If you’re retired or one of the 10% of Americans who are self-employed, you might want to start working one your own perfect nap. If you’re reading this at the office, I’m truly sorry. Maybe you can get the boss to read this? Maybe you can go out to your car, or sneak off into a closet…I’m not kidding. I’ve been resourceful over the years. I’ve napped in parked cars, on trains, on park benches and even once on the ground in front of the gates of the Sforza Castle in Milan.

So, judge me if you must —if you’re one of those literally upright people who soldier on through the day, wide awake, taking life by the horns. Or join me if you want. It’s just a nap.

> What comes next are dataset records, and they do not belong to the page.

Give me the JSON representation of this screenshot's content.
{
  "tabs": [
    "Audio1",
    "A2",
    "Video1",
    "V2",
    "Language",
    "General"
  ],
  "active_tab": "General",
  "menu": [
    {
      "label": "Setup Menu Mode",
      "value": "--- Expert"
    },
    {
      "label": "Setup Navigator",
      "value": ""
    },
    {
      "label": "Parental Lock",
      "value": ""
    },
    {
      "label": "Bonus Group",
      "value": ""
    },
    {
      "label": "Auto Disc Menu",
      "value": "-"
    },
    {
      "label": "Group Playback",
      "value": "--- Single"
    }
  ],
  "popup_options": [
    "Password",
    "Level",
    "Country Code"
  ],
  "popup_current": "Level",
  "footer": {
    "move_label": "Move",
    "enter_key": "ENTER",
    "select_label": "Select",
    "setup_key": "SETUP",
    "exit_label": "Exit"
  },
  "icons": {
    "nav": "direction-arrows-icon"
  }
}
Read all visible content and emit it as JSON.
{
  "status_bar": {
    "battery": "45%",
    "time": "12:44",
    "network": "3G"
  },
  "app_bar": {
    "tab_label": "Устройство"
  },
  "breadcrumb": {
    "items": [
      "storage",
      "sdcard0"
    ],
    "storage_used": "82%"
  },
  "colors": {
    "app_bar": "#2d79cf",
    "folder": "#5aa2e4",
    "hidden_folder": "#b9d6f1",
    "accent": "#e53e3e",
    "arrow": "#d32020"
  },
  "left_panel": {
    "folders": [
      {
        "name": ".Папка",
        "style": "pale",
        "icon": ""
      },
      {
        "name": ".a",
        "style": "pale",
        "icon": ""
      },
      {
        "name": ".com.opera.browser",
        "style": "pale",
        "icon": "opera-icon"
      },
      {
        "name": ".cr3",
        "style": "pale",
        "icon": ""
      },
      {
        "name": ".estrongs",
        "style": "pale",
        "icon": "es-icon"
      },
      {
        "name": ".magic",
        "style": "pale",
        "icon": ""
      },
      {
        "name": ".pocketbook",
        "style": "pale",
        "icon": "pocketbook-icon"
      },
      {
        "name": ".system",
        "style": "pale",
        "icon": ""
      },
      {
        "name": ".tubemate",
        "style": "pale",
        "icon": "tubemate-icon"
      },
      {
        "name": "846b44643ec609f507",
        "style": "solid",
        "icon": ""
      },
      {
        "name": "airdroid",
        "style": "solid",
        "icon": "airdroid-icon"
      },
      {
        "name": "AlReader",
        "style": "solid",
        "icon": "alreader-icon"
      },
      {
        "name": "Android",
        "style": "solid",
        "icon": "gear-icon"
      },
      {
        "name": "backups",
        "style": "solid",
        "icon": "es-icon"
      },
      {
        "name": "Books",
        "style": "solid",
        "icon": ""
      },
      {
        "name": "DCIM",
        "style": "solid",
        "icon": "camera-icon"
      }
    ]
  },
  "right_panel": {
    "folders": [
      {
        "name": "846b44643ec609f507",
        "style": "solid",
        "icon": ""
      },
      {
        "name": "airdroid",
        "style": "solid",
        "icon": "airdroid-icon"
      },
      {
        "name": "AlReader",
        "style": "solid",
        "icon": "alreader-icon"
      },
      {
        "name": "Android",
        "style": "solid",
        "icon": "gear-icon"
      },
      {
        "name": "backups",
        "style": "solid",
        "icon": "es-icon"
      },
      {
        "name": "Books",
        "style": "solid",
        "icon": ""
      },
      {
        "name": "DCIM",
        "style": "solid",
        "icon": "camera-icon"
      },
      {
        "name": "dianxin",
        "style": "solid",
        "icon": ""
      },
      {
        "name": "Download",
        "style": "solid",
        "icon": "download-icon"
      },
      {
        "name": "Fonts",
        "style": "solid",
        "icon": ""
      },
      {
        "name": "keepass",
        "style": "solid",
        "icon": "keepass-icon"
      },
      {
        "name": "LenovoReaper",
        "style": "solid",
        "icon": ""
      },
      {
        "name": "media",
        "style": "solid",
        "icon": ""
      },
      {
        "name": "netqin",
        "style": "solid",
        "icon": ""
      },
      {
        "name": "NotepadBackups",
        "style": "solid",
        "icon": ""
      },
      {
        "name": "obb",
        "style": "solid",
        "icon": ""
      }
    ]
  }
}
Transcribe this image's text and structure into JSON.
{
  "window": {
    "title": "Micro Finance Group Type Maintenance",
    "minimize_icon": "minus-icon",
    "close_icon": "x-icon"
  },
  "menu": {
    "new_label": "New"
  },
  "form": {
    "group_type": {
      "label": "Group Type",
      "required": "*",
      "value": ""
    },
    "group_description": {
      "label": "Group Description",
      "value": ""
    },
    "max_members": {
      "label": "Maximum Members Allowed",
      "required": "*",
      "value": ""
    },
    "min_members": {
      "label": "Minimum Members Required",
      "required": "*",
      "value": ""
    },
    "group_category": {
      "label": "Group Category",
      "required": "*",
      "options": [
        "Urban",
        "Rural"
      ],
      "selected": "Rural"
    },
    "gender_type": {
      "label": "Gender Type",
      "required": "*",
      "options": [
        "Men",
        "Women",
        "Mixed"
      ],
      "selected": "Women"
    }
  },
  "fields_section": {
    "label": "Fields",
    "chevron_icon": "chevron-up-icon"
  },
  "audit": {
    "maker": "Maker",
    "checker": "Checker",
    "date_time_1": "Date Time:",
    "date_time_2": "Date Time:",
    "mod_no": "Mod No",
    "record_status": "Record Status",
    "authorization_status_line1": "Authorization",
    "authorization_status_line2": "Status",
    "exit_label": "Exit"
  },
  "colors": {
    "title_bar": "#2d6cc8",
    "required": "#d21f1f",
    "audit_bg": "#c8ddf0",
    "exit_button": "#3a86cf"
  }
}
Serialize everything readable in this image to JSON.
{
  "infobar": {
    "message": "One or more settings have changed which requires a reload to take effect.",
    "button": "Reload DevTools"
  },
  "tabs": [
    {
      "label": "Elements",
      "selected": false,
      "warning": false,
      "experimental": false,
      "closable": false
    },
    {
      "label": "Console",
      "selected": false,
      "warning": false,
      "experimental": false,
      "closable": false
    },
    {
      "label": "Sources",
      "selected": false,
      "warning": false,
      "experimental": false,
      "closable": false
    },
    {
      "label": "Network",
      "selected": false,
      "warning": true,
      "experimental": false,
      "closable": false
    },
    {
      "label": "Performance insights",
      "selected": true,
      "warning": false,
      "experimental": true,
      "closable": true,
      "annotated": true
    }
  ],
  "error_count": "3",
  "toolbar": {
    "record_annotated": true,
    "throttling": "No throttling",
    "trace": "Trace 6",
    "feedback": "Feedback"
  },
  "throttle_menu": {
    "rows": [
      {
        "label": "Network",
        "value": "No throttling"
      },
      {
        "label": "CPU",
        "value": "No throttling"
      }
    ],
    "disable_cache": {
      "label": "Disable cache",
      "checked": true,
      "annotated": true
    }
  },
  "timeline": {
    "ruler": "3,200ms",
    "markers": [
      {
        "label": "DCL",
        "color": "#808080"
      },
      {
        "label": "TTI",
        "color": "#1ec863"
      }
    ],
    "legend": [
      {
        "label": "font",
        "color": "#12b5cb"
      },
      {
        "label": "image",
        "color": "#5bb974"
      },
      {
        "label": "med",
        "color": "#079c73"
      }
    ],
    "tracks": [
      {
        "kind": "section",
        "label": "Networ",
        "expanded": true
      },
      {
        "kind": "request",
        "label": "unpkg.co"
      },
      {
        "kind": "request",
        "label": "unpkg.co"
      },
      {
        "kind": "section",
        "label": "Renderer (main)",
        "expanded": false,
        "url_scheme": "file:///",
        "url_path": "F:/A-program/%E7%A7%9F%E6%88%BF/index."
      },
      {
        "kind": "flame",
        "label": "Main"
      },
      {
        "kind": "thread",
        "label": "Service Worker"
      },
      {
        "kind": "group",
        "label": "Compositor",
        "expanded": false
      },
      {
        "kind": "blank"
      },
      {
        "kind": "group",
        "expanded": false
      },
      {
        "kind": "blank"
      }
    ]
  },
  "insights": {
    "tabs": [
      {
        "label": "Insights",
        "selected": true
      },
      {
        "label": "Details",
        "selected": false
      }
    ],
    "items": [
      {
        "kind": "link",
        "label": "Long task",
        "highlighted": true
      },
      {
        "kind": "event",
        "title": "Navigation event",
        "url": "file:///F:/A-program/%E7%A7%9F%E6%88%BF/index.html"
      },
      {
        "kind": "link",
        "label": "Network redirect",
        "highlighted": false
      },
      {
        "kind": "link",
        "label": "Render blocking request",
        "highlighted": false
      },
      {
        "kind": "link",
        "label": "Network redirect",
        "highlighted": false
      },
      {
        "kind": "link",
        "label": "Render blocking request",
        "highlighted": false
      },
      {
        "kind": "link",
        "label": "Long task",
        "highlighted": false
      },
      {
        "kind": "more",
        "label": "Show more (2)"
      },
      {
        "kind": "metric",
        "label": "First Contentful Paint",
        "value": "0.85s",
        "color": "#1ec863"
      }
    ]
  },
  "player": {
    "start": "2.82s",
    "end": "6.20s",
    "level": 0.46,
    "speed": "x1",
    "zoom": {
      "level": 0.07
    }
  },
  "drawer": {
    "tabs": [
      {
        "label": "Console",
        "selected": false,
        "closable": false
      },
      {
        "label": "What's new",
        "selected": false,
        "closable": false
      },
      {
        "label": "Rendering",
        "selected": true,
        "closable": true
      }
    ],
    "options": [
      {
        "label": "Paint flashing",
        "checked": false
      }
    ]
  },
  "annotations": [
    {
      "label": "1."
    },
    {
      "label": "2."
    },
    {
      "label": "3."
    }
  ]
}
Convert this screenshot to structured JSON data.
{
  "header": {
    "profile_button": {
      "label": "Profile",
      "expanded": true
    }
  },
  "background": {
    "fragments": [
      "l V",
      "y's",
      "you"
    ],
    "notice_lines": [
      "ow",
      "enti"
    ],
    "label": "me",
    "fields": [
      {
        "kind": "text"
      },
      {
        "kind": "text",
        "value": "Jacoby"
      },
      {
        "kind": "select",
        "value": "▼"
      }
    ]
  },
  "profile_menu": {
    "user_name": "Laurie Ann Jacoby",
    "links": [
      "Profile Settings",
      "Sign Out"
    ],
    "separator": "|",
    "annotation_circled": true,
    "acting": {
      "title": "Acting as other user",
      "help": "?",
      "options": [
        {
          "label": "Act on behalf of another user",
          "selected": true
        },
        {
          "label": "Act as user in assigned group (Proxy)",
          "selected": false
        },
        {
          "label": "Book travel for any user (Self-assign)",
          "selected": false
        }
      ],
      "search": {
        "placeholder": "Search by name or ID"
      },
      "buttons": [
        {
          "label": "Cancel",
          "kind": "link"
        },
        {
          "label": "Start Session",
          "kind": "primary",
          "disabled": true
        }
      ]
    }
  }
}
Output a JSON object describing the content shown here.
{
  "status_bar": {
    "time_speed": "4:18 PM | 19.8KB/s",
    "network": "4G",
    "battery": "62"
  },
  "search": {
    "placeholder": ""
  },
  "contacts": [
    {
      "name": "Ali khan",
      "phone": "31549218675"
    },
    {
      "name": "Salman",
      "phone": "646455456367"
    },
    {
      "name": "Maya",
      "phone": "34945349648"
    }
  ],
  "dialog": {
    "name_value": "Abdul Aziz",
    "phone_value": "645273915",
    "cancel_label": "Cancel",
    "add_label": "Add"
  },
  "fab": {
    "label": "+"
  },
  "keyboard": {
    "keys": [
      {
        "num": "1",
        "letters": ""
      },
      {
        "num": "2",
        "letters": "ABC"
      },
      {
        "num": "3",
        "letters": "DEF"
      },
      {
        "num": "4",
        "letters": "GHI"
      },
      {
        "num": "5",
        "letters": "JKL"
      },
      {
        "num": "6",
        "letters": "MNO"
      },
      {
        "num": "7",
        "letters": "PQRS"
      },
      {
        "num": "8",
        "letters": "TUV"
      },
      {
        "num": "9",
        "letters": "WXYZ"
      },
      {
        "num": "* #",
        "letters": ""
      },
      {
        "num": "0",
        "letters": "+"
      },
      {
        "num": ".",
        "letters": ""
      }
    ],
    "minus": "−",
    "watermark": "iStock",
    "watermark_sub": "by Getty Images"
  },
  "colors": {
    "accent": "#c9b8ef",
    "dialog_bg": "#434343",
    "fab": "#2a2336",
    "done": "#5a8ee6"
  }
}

Only I can’t help seeing something deeper here. (It must be a disease in the DSM-5, the shrink’s diagnostic Bible, this constant searching for deeper meaning in the most trivial of things.) That deeper thing is the realization at this late age that I’ve spent my life looking up to others for answers. Looking to parents and teachers, holy books and spiritual teachers. Doctors and shrinks and wise friends. Expecting them to tell me what to do, to give me a map for my journey through this time, the instruction manual for how to live this life.

And while others can provide valuable clues, and sometimes at the right moment can nudge me in a new, better direction, it’s ultimately up to me.

When I was thirty an inner voice told me naps were good for me.  But I was too busy listening to those voices outside—and their echoes inside—to hear the truth.

I have more deep thoughts, but it’s time for lunch. Then my nap.